What it means for you
Banks and borrowers can continue using the same cost limits for ECB without any new restrictions or relaxations. This provides short-term certainty for ongoing and planned ECB transactions. Lenders should note that the ceiling may be revised after March 2013, so forward planning should account for potential changes.
What you must do
- Inform all constituents and customers about the continued applicability of the existing all-in-cost ceiling until March 31, 2013.
- Ensure all ECB transactions comply with the unchanged policy, including the cost ceiling.
- Monitor RBI announcements for any review or revision of the ceiling after March 2013.
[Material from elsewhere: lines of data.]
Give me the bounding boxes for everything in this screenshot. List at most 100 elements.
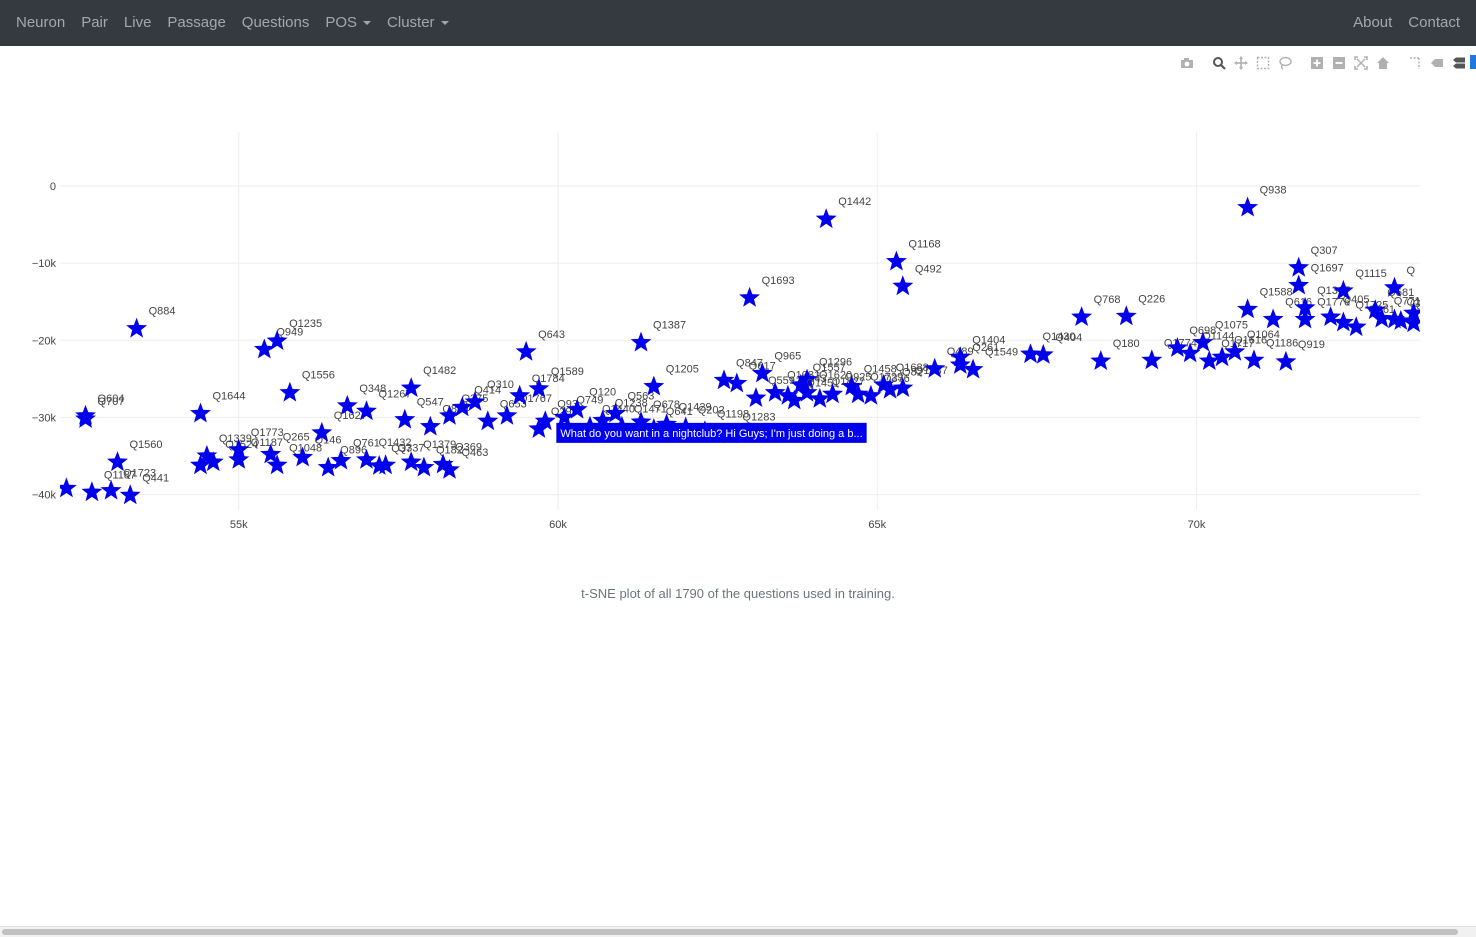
star-marker[interactable]	[1237, 196, 1259, 217]
star-marker[interactable]	[1090, 350, 1112, 370]
nav-questions[interactable]: Questions	[234, 0, 318, 46]
star-marker[interactable]	[713, 369, 735, 390]
reset-axes-icon[interactable]	[1374, 54, 1392, 72]
nav-about[interactable]: About	[1345, 0, 1400, 46]
star-marker[interactable]	[745, 387, 767, 407]
point-label: Q643	[538, 329, 565, 341]
scrollbar-thumb[interactable]	[2, 929, 1458, 935]
scatter-point[interactable]: Q707	[75, 396, 124, 428]
navbar: Neuron Pair Live Passage Questions POS C…	[0, 0, 1476, 46]
scatter-point[interactable]: Q180	[1090, 338, 1140, 370]
star-marker[interactable]	[1288, 256, 1310, 277]
point-label: Q1235	[289, 318, 322, 330]
star-marker[interactable]	[394, 408, 416, 429]
star-marker[interactable]	[100, 479, 122, 500]
star-marker[interactable]	[119, 484, 141, 505]
horizontal-scrollbar[interactable]	[0, 926, 1476, 937]
star-marker[interactable]	[1275, 350, 1297, 371]
scatter-point[interactable]: Q884	[126, 306, 176, 338]
point-label: Q1075	[1215, 320, 1248, 332]
point-label: Q1404	[972, 334, 1005, 346]
scatter-point[interactable]: Q226	[1115, 293, 1165, 326]
star-marker[interactable]	[1243, 349, 1265, 370]
star-marker[interactable]	[892, 275, 914, 296]
star-marker[interactable]	[630, 331, 652, 352]
point-label: Q1186	[1266, 337, 1298, 349]
point-label: Q226	[1138, 293, 1165, 305]
point-label: Q1115	[1355, 268, 1386, 280]
point-label: Q707	[98, 396, 125, 408]
star-marker[interactable]	[126, 317, 148, 338]
point-label: Q307	[1311, 245, 1338, 257]
point-label: Q768	[1094, 294, 1121, 306]
scatter-point[interactable]: Q1693	[739, 275, 795, 307]
point-label: Q884	[149, 306, 176, 318]
x-tick-label: 65k	[868, 519, 886, 531]
nav-cluster-dropdown[interactable]: Cluster	[379, 0, 457, 46]
star-marker[interactable]	[1115, 305, 1137, 326]
nav-passage[interactable]: Passage	[159, 0, 233, 46]
star-marker[interactable]	[419, 415, 441, 436]
autoscale-icon[interactable]	[1352, 54, 1370, 72]
box-select-icon[interactable]	[1254, 54, 1272, 72]
nav-live[interactable]: Live	[116, 0, 160, 46]
nav-pos-label: POS	[325, 14, 358, 31]
nav-contact[interactable]: Contact	[1400, 0, 1468, 46]
star-marker[interactable]	[1141, 349, 1163, 370]
zoom-icon[interactable]	[1210, 54, 1228, 72]
scatter-point[interactable]: Q1556	[279, 370, 335, 402]
star-marker[interactable]	[886, 250, 907, 271]
star-marker[interactable]	[375, 454, 397, 475]
nav-pos-dropdown[interactable]: POS	[317, 0, 379, 46]
point-label: Q1482	[423, 365, 456, 377]
x-tick-label: 55k	[230, 519, 248, 531]
point-label: Q857	[1413, 298, 1440, 310]
star-marker[interactable]	[515, 340, 537, 361]
star-marker[interactable]	[1198, 350, 1220, 370]
scatter-point[interactable]: Q1482	[400, 365, 457, 397]
point-label: Q1442	[838, 196, 871, 208]
star-marker[interactable]	[477, 410, 499, 431]
scatter-point[interactable]: Q404	[1032, 332, 1082, 364]
point-label: Q180	[1113, 338, 1140, 350]
hover-compare-icon[interactable]	[1450, 54, 1468, 72]
plot-modebar	[1178, 54, 1472, 72]
nav-cluster-label: Cluster	[387, 14, 435, 31]
y-tick-label: 0	[50, 181, 56, 193]
point-label: Q404	[1055, 332, 1082, 344]
y-tick-label: −40k	[32, 490, 57, 502]
point-label: Q919	[1298, 339, 1325, 351]
nav-pair[interactable]: Pair	[73, 0, 116, 46]
star-marker[interactable]	[81, 481, 103, 502]
star-marker[interactable]	[279, 381, 301, 402]
scatter-point[interactable]: Q1205	[643, 364, 699, 396]
scatter-point[interactable]: Q768	[1071, 294, 1121, 326]
y-tick-label: −10k	[32, 258, 57, 270]
star-marker[interactable]	[1071, 306, 1093, 326]
point-label: Q120	[589, 387, 616, 399]
spike-lines-icon[interactable]	[1406, 54, 1424, 72]
scatter-point[interactable]: Q1387	[630, 320, 686, 352]
tsne-scatter-plot[interactable]: 55k 60k 65k 70k0−10k−20k−30k−40kQ884Q604Q70…	[0, 110, 1476, 560]
star-marker[interactable]	[75, 408, 96, 428]
zoom-out-icon[interactable]	[1330, 54, 1348, 72]
star-marker[interactable]	[739, 286, 760, 307]
x-tick-label: 70k	[1188, 519, 1206, 531]
point-label: Q1589	[551, 366, 584, 378]
zoom-in-icon[interactable]	[1308, 54, 1326, 72]
hover-closest-icon[interactable]	[1428, 54, 1446, 72]
star-marker[interactable]	[1262, 308, 1284, 329]
lasso-icon[interactable]	[1276, 54, 1294, 72]
scatter-point[interactable]: Q1560	[107, 439, 162, 472]
scatter-point[interactable]: Q938	[1237, 185, 1287, 217]
star-marker[interactable]	[726, 372, 748, 393]
star-marker[interactable]	[1237, 298, 1259, 319]
nav-neuron[interactable]: Neuron	[8, 0, 73, 46]
pan-icon[interactable]	[1232, 54, 1250, 72]
camera-icon[interactable]	[1178, 54, 1196, 72]
point-label: Q1168	[908, 239, 940, 251]
caret-down-icon	[440, 21, 449, 26]
star-marker[interactable]	[190, 402, 211, 423]
scatter-point[interactable]: Q1442	[815, 196, 872, 229]
star-marker[interactable]	[815, 208, 837, 229]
- Maintain records of ECB approvals and cost calculations as per FEMA guidelines.
Who it affects
All Category-I Authorised Dealer Banks, Borrowers availing External Commercial Borrowings, Corporate treasuries and finance teams managing ECB
What is the all-in-cost ceiling for ECB that remains unchanged?
The ceiling specified in A.P. (DIR Series) Circular No. 99 dated March 30, 2012 continues to apply. The circular does not provide the specific rate, but it refers to that earlier circular for details.
When will the current all-in-cost ceiling be reviewed?
The ceiling is extended until March 31, 2013, and will be subject to review after that date. No further details on the review process are given.
Are there any other changes to ECB policy in this circular?
No. All other aspects of ECB policy remain unchanged. Only the all-in-cost ceiling extension is addressed.